Create a lookup table of a person's census index to the Scottish eHealth index, the CHI, equivalent of English new national health number. A modified versionof the eHealth administrative matching system was used to satisfy census confidentiality requirements. There were two linkages performed in 2004 and 2008. 2004 was a feasibility run; the 2008 applied lessons learned from the previous linkage and used much more completely indexed health records.

The first linkage produced match rate of 95% of 4.9 million 2001 census entries; the second 96%.


Lessons learned.
Linking datasets using indexes is the most accurate and efficient way to produce study cohorts.
Indices change over time; a methodology called 'reconciliation' was devised to retrospectively and continually adjust previously indexed (linked) records.

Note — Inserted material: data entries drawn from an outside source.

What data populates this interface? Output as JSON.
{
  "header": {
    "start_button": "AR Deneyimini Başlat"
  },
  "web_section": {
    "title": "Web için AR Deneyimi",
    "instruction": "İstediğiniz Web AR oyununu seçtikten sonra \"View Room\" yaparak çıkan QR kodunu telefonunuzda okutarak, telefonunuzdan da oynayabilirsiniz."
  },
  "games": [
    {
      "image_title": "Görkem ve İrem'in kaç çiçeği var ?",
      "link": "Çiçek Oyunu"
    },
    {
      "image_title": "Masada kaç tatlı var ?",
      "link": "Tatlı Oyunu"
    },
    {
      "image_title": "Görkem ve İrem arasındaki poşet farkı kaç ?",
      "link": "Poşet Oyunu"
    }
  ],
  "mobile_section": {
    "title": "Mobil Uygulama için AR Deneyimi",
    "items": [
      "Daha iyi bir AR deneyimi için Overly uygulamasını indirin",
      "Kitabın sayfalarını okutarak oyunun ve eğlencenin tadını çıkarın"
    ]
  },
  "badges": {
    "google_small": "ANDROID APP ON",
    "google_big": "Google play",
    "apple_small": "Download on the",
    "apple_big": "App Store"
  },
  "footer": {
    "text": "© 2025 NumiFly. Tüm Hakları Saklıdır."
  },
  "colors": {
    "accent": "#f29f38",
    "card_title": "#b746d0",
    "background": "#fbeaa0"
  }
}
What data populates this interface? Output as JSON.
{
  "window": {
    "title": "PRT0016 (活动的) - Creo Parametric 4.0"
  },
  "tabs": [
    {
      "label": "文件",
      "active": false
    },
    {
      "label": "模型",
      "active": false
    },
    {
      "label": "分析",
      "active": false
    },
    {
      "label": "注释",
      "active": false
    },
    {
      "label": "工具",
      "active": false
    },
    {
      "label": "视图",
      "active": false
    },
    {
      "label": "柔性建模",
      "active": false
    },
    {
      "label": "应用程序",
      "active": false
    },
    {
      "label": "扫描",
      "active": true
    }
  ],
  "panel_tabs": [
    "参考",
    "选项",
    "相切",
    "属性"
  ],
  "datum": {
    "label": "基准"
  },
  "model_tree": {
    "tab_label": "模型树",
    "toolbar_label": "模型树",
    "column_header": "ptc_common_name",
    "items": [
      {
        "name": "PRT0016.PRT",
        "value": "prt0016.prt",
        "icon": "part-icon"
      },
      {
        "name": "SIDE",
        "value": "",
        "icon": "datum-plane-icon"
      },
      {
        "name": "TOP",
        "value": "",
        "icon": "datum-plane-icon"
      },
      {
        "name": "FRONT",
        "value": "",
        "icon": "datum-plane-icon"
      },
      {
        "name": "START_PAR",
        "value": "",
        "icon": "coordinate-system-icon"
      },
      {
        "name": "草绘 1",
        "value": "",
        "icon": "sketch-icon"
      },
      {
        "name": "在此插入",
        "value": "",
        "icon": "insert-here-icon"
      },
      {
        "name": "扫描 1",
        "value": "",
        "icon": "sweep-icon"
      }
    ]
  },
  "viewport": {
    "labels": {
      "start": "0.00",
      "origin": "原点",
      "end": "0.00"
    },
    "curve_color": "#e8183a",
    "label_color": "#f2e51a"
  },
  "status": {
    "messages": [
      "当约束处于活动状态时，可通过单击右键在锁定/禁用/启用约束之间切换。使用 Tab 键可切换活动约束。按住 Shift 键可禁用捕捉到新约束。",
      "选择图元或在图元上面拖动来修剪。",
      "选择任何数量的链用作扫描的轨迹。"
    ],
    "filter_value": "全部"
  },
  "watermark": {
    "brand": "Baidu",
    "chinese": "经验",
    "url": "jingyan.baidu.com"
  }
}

How to Track members who migrate out of the cohort.
A linkage resource called a residential events dataset (RESEVENT) was built for the 2008 linkage run; it holds merged history of linkage identifier fields by date from january 2000 to the present based on GP registrations.

This introduces a time dimension to indexed linking.
How to build RESEVENT like linkage resources; should they be census based? What should they contain?
How to do daily national census and select controls for case/control cohorts from RESEVENT resource.

How postcode changes over time can be handled (reconciled) - same address, different postcode, but no address present.
Proposal for an index of national indices based on national administrative datasets starting with NHS number (new and old NHSCR) and NI number to make linking even more efficient - this is not a RESEVENT resource; this resource would mean data need be matched to index only once, all subsequent linkages would be deterministic links of reconciled indices.